Alonso a souligné que la distance totale parcourue par son équipe en pré-saison n’était même pas le dixième de celle de ses concurrents, laissant entendre qu’ils n’avaient même pas fait un pas en avant.
Pour aggraver les choses, un manque de pièces de rechange contraint l’équipe à fonctionner dans une situation précaire.
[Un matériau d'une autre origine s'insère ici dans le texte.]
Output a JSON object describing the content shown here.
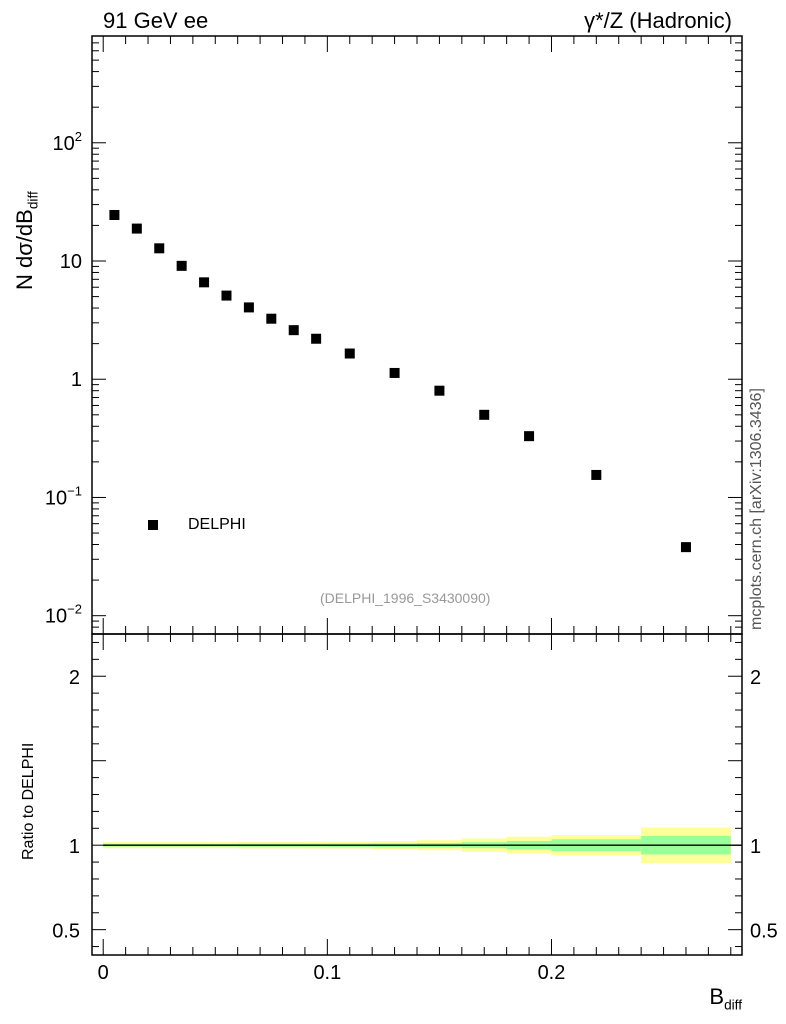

Les problèmes récurrents ont épuisé les batteries de secours, laissant peu de marge de manœuvre, une situation qui devrait se poursuivre au Grand Prix de Chine.
Shintaro Orihara, directeur technique chez Honda Racing, a confirmé que des efforts étaient en cours pour résoudre les problèmes de batteries rencontrés lors de la première course, mais il n’a pas été en mesure de préciser combien de pièces de rechange seraient disponibles pour la suite.
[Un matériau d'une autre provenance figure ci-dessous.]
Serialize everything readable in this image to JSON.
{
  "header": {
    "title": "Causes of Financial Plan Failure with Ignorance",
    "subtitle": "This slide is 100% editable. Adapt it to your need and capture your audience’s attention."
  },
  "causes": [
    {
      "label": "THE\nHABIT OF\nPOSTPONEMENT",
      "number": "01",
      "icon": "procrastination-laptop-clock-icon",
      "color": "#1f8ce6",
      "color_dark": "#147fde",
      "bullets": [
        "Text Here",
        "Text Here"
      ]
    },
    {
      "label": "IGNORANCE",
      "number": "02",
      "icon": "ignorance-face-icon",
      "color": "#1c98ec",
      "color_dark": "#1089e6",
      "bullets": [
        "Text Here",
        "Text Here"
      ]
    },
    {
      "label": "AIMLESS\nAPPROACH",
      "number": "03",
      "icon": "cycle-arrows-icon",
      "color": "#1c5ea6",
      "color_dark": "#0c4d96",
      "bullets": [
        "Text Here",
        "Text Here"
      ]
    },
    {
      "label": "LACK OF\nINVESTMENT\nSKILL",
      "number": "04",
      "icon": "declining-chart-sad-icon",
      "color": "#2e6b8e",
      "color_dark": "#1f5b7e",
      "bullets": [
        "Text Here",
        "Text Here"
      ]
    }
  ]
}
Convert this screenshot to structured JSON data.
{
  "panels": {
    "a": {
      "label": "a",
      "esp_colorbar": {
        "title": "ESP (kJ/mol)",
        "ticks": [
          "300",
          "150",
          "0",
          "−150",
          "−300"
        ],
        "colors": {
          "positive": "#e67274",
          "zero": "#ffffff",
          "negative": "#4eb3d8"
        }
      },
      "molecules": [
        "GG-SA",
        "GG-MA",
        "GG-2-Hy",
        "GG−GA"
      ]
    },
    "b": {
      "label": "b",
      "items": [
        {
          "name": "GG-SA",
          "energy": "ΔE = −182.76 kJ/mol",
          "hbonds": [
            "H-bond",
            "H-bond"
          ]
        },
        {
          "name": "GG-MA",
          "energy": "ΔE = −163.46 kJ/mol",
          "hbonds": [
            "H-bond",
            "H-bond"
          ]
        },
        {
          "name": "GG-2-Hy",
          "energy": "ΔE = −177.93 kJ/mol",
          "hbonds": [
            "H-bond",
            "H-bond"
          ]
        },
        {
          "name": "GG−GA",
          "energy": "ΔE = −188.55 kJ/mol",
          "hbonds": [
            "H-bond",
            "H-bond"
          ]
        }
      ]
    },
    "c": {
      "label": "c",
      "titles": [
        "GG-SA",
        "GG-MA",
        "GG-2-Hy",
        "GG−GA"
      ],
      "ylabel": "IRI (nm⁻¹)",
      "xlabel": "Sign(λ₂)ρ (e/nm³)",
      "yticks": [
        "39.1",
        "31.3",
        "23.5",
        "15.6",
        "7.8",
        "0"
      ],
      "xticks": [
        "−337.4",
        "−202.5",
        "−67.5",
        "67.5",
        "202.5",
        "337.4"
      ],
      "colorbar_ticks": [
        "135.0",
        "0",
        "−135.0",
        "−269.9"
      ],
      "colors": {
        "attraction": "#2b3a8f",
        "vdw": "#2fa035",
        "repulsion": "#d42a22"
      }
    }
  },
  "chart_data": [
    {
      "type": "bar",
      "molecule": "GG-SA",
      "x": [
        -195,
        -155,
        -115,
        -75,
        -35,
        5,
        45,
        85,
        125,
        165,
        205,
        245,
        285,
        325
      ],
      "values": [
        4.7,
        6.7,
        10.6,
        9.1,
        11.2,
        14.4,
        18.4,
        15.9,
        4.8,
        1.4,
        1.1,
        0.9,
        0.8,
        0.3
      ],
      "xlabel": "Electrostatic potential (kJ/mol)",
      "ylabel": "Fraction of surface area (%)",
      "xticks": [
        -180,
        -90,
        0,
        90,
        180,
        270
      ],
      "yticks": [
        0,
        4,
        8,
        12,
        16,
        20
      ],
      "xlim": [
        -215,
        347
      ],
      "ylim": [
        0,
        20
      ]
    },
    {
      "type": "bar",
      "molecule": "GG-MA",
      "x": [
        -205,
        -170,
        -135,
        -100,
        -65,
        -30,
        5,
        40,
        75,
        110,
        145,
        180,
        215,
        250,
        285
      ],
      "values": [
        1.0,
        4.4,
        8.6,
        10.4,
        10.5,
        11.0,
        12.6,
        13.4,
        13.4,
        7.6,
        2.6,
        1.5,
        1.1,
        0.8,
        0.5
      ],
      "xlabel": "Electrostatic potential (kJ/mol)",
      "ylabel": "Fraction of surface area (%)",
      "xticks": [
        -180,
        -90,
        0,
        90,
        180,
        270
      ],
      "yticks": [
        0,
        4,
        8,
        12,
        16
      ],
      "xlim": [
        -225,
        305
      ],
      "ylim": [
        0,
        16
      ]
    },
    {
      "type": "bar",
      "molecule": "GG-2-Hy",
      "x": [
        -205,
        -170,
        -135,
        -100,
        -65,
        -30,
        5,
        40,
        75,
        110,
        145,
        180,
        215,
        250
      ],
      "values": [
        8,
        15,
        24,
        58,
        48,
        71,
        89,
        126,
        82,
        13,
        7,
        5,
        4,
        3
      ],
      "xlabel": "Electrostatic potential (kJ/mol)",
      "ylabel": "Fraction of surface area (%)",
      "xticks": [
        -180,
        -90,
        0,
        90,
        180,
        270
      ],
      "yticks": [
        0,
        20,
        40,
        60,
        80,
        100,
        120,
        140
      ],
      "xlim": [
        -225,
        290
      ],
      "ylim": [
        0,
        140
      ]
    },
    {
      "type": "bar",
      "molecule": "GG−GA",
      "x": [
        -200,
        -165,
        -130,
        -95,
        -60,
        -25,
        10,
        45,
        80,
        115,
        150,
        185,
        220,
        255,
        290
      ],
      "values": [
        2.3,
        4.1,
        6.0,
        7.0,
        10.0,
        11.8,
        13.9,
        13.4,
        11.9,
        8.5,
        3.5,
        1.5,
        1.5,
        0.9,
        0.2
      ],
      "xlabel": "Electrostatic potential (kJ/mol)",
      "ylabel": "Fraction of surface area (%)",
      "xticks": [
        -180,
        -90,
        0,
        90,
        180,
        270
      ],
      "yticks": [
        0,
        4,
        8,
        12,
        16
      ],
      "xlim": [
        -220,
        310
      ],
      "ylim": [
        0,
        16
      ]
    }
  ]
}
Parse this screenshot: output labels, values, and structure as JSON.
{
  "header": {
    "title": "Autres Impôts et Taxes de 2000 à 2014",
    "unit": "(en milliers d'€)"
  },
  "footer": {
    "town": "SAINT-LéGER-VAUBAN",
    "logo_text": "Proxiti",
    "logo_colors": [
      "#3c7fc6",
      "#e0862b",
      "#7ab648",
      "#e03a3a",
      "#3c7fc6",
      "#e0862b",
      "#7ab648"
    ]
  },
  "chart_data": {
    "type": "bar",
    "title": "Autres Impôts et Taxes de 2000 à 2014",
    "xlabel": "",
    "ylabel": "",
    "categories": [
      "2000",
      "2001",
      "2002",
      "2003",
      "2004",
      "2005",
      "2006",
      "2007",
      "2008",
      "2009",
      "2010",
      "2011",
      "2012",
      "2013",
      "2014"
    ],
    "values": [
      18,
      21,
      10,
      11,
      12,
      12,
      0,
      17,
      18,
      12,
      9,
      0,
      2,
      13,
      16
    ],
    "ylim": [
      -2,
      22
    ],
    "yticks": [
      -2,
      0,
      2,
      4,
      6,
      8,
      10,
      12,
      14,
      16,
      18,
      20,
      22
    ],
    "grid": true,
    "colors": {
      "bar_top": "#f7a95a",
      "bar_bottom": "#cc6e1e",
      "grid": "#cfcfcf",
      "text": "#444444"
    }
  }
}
Unis dans l’adversité, mais l’avenir reste incertain
Crédit : Aston Martin Lagonda Limited
Fernando Alonso lors du Media Day du Grand Prix de Chine, 2026
Alonso insiste sur le fait qu’ils sont « une équipe unie » et que le but est de résoudre les défis auxquels Honda est confronté, notamment par le partage des ressources d’Aston Martin pour développer le groupe motopropulseur et s’attaquer aux problèmes de vibrations.
« La F1 moderne est très différente. Nous avons accès à beaucoup de données et à des analyses venant d’autres équipes. Nous utilisons ces ressources pour permettre à Honda de se concentrer sur des problèmes spécifiques, pendant que nous fournissons notre soutien dans d’autres domaines. »
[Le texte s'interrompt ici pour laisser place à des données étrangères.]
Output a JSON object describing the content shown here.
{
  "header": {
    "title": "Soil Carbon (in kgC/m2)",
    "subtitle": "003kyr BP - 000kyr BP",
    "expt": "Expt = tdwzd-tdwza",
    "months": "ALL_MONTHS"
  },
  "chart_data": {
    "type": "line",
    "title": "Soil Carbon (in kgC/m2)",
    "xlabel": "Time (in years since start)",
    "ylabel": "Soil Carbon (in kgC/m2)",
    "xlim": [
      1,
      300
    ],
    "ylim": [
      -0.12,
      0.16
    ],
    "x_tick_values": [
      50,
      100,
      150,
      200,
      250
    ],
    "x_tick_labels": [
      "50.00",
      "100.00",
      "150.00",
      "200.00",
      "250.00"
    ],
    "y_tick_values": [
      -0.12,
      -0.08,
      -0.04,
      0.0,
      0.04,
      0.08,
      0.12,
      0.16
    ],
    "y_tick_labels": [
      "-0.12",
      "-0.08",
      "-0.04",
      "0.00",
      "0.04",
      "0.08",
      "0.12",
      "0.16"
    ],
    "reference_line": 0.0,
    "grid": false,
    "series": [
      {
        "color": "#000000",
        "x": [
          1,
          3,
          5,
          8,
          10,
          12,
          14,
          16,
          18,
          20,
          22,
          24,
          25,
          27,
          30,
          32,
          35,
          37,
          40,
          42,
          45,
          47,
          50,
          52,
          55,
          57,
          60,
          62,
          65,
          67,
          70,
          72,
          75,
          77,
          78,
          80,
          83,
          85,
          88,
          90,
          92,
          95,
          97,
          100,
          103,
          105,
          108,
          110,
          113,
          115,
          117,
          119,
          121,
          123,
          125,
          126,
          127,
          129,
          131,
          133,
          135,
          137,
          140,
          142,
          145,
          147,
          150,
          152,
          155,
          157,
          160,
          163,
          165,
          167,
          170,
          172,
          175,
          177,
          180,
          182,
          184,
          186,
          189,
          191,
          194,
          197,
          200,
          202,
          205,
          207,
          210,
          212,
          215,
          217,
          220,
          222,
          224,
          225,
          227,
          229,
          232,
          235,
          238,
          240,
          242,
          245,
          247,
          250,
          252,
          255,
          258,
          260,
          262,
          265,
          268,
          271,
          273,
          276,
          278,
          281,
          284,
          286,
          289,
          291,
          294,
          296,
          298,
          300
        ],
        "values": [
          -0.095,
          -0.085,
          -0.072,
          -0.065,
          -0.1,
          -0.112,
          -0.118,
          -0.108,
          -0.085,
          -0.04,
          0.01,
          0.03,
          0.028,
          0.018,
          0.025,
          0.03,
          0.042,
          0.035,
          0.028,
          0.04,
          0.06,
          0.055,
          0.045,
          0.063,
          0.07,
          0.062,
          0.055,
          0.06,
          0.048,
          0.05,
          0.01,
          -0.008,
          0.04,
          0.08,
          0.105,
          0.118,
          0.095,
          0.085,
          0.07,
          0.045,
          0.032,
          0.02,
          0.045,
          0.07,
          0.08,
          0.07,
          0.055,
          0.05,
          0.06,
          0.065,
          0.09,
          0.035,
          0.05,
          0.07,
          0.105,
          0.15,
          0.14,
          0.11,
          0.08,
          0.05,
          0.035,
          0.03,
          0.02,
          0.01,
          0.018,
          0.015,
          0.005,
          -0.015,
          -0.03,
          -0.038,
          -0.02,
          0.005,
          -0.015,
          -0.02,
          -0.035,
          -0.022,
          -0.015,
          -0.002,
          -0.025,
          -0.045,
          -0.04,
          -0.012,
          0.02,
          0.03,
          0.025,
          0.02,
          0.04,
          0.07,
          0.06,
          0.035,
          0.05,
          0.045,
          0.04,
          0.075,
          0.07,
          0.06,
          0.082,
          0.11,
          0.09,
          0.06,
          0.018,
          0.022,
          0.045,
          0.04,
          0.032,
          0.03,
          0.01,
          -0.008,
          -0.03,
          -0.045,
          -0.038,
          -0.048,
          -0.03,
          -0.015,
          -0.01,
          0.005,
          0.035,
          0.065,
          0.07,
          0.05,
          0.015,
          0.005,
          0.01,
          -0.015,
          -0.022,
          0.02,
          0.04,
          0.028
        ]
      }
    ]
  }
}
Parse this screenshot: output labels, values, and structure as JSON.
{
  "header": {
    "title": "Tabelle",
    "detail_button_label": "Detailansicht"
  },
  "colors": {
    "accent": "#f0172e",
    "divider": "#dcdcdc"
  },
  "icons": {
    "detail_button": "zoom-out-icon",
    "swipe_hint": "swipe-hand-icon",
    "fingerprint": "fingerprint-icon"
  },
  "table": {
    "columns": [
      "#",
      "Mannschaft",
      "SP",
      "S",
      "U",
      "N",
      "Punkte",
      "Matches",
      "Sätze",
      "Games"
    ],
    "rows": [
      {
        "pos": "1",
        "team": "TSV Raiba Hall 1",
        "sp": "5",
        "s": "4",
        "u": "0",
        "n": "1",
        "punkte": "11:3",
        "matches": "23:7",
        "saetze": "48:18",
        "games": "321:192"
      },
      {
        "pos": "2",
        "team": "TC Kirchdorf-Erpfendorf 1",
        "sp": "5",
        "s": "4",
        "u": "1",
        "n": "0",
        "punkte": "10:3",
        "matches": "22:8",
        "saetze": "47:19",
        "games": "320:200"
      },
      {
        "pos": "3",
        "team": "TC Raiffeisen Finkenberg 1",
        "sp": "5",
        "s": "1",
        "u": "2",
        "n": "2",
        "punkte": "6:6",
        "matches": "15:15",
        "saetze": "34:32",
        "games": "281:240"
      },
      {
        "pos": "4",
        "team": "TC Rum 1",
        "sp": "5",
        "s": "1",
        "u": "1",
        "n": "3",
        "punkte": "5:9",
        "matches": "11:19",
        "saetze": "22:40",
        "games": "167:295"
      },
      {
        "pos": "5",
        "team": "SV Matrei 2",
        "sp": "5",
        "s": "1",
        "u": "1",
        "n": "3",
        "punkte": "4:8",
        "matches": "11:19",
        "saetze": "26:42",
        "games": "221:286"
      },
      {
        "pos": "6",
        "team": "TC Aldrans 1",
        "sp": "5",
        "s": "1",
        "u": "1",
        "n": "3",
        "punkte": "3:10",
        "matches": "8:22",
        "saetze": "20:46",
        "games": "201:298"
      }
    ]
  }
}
Cependant, les perspectives de résolution des problèmes ne semblent pas optimistes. Le prochain Grand Prix, qui se déroulera sur le célèbre circuit de Suzuka au Japon, pourrait ne pas être une bonne vitrine pour l’équipe, Alonso indiquant qu’il est difficile de prévoir quand ils pourront à nouveau rivaliser à armes égales.
« Il y a encore trop de problèmes, et de nouveaux soucis surgissent sans avertir, ce qui rend l’évaluation difficile. »
Même si la fiabilité s’améliore, un nouveau défi se profile : celui d’accroître la performance de la voiture.
« Honnêtement, je pense qu’il faudra encore du temps pour devenir compétitif. D’abord, nous devons résoudre les problèmes de fiabilité, ensuite il faudra rattraper notre retard en termes de puissance. Cela représente deux étapes à franchir. »
Pour le Grand Prix de Chine, les objectifs d’Alonso ne concernent même pas le podium ou les points.
« Je veux simplement participer à une séance d’essais et à des qualifications normales, accumuler des tours, et si je peux aller au bout de la course dimanche, ce sera déjà une satisfaction. »
Points à retenir
- Honda revient en F1 avec Aston Martin, mais les défis de performances rappellent les difficultés passées avec McLaren.
- Alonso exprime une certaine compréhension de ses critiques passées envers Honda.
- Les problèmes de fiabilité et le manque de pièces de rechange compliquent la situation pour l’équipe.
- La collaboration entre Aston Martin et Honda pourrait apporter des solutions à leurs défis techniques.
- La recherche d’une performance compétitive prend du temps et nécessite plusieurs étapes.
À titre personnel, cette situation illustre combien la Formule 1 peut être impitoyable, où les montagnes russes des performances et des attentes sont une réalité incessante. L’unité et la résilience semblent essentielles pour surmonter les tempêtes, mais il est fascinant de se demander si ces défis renforceront un jour encore davantage l’esprit d’équipe, ou s’ils mettront à mal la dynamique déjà fragile de ce partenariat. Qu’en pensez-vous ?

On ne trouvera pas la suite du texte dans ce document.